Optical windows have many types of uses. Industry, research institutes and laboratories, for example, use optical windows to conduct tests, carry out measurements, inspections, and for applications in the field of spectroscopy. Optical windows make it possible to separate two different environments while letting light through. Designed to work in all areas of the spectrum (UV-VIS-IR), a window can be manufactured from several materials.

The choice of material depends on factors such as transmission, hardness, density, refractive index, coefficient of thermal expansion and chemical resistance. In this context, sapphire is a material of choice for the design of high-performance windows.

Optical sapphire (corundum family), also known as synthetic sapphire, is distinguished by high-performance mechanical, thermal and optical characteristics. Sapphire, which is aluminum oxide in its purest form (no porosity or grain limit), is theoretically dense.

This birefringent material is known for its hardness (Mohs 9 – Knoop 1370) It is one of the hardest materials after diamond. Highly scratch-resistant, sapphire provides consistent optical clarity even in abrasive conditions. It also has a high chemical inertness (inert to common alkalis and acids, insoluble in water) essential for optical applications, particularly in the medical and pharmaceutical fields (maintaining the purity of surrounding substances).

Sapphire can be used up to 1000°C. This maximum temperature rating makes it an ideal material for optical windows for high-temperature combustion chambers or furnace systems. Optical sapphire, with a density of 3.95 – 4.03, also has excellent resistance to pressure and thermal shock. Sapphire windows are recommended for harsh environments: high pressure, vacuum, corrosive atmospheres, high temperatures, etc.
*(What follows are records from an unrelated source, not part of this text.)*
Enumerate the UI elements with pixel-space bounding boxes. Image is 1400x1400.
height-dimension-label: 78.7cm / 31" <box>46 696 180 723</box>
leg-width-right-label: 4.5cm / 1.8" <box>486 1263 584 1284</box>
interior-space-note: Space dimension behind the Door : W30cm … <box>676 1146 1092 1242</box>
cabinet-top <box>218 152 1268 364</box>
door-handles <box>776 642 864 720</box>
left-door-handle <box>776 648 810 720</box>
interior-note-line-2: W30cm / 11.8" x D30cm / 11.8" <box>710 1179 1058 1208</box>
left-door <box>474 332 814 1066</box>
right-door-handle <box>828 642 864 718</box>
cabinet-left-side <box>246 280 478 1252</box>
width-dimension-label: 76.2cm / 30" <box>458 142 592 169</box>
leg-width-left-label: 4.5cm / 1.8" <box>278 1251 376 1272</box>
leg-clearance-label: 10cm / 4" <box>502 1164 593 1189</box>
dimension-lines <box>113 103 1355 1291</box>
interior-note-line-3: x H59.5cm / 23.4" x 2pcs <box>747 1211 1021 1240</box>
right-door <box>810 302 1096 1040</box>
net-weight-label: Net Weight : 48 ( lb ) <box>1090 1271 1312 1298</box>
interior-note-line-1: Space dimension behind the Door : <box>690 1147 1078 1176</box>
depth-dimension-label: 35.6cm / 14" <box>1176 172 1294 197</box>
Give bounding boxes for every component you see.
Finally, sapphire has a good transmission from UV (200nm) to infrared (4.5 μm) without the addition of any treatment (anti-reflection, filter). Sapphire windows can be used for experiments or research requiring the use of a visible and/or infrared (near/medium) camera.
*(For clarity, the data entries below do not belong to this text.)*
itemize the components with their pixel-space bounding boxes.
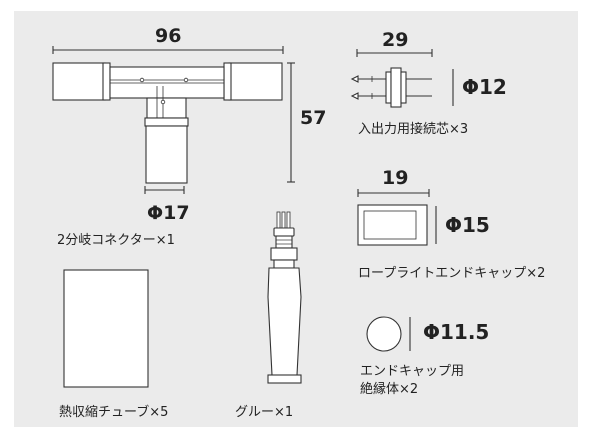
tee-caption: 2分岐コネクター×1: [57, 233, 175, 248]
tee-diameter-label: Φ17: [147, 202, 190, 224]
tee-left-sleeve: [52, 62, 106, 101]
glue-caption: グルー×1: [235, 405, 294, 420]
end-cap-drawing: [357, 189, 437, 246]
heat-shrink-tube-drawing: [63, 269, 149, 388]
glue-tube-body: [267, 267, 302, 376]
tee-neck: [146, 97, 187, 119]
pin-connector-drawing: [350, 49, 454, 108]
heat-shrink-tube-caption: 熱収縮チューブ×5: [59, 405, 169, 420]
tee-connector-drawing: [52, 46, 295, 194]
insulator-caption-line2: 絶縁体×2: [360, 382, 419, 397]
end-cap-caption: ロープライトエンドキャップ×2: [358, 266, 546, 281]
pin-width-label: 29: [382, 29, 409, 51]
pin-caption: 入出力用接続芯×3: [358, 122, 469, 137]
pin-housing: [390, 67, 402, 108]
glue-tube-drawing: [267, 211, 302, 384]
tee-height-label: 57: [300, 107, 327, 129]
end-cap-width-label: 19: [382, 167, 409, 189]
tee-bottom-sleeve: [145, 125, 188, 184]
insulator-disc: [366, 316, 402, 352]
insulator-caption-line1: エンドキャップ用: [360, 364, 465, 379]
tee-right-sleeve: [228, 62, 283, 101]
pin-diameter-label: Φ12: [462, 75, 507, 99]
end-cap-diameter-label: Φ15: [445, 213, 490, 237]
tee-width-label: 96: [155, 25, 182, 47]
insulator-diameter-label: Φ11.5: [423, 320, 490, 344]
tee-body: [109, 66, 225, 99]
insulator-drawing: [366, 316, 411, 352]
The manufacture of sapphire windows requires special tools due to the hardness of the material. Machining of sapphire is possible thanks to the use of ultrasonic technology (shape reproduction process by abrasion). This expertise is essential for designing and manufacturing sapphire windows that are highly resistant and have excellent transparency. The manufacturing time, which can range from a few hours to several days, depends on the complexity of the optical part.
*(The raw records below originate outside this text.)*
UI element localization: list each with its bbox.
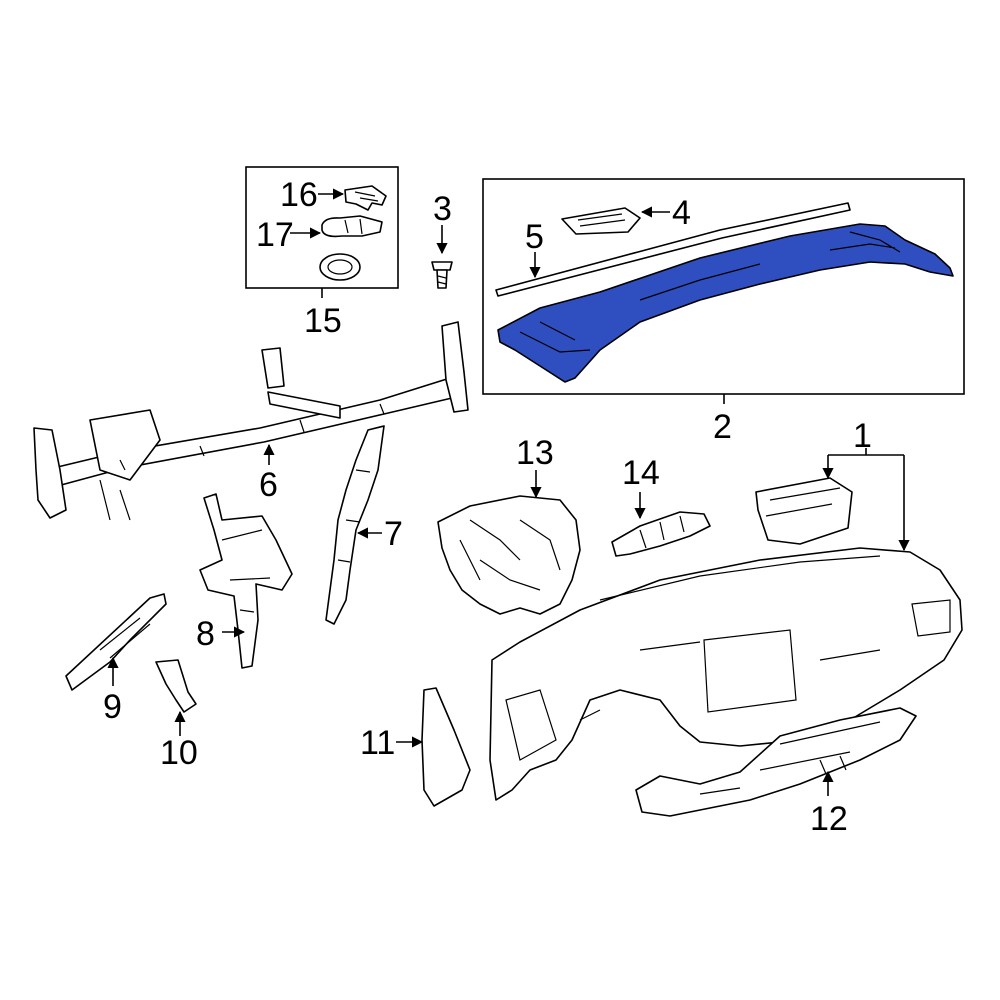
vent-part-4 [561, 207, 641, 235]
callout-14: 14 [622, 454, 660, 492]
lower-bracket-part-12 [635, 707, 917, 817]
molding-part-5 [495, 202, 851, 297]
callout-16: 16 [280, 176, 318, 214]
callout-8: 8 [196, 615, 215, 653]
dash-pad-part-2 [497, 223, 954, 383]
callout-12: 12 [810, 800, 848, 838]
callout-labels: 1 2 3 4 5 6 7 8 9 10 11 12 13 14 15 16 1… [103, 176, 872, 838]
bracket-part-8 [199, 493, 293, 669]
callout-13: 13 [516, 434, 554, 472]
callout-1: 1 [853, 417, 872, 455]
bracket-part-14 [611, 492, 711, 557]
bracket-part-13 [437, 470, 581, 615]
callout-6: 6 [259, 466, 278, 504]
callout-11: 11 [360, 724, 395, 762]
callout-4: 4 [672, 194, 691, 232]
callout-9: 9 [103, 688, 122, 726]
grommet-part [319, 253, 361, 281]
callout-7: 7 [384, 515, 403, 553]
bolt-part-3 [431, 225, 453, 289]
cross-beam-part-6 [33, 321, 469, 521]
brace-part-7 [325, 425, 385, 625]
bracket-part-9 [65, 593, 167, 691]
callout-10: 10 [160, 734, 198, 772]
side-panel-part-11 [396, 687, 471, 807]
callout-5: 5 [525, 218, 544, 256]
callout-2: 2 [713, 408, 732, 446]
clip-part-17 [321, 215, 383, 238]
callout-3: 3 [433, 190, 452, 228]
instrument-panel-part-1 [489, 448, 963, 801]
dash-pad-group [482, 178, 965, 404]
callout-17: 17 [256, 216, 294, 254]
clip-kit-group [245, 166, 399, 298]
bracket-part-10 [155, 659, 197, 736]
callout-15: 15 [304, 302, 342, 340]
clip-part-16 [344, 185, 387, 211]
SOREM, a subsidiary of Wintech Groupe, is one of the few companies to machine sapphire in Europe. Our long experience and know-how in polishing sapphire, coupled with the use of ultrasonic technology, allows us to adapt this hard material to many projects and applications

More generally, there are two types of optical windows produced by ultrasonic machining: “parallel” windows used to minimize distortion of a transmitted beam of light of a specific wavelength and “prismatic” windows used to direct transmitted light at a specific angle and reduce rear reflection. Ultrasonic machining also makes it possible to design custom windows to meet precise specifications.

With a long experience and international reputation in the machining of sapphire, SOREM has had the opportunity to design and manufacture many sapphire windows for various applications.

For example, SOREM designed and manufactured two custom-made sapphire portholes for MBDA, one of the world leaders in missiles and missile systems. These optical windows, which were intended to observe the operation of an engine within a test vein, had to meet high criteria of resistance and performance.

SOREM also made a custom-made sapphire window for an experiment conducted by a PhD student from the Ecole Nationale Supérieure de Mécanique et d’Aérotechnique (ENSMA). This optical window, which had to withstand pressure of 40 bar, displayed a high mechanical resistance to vibrations.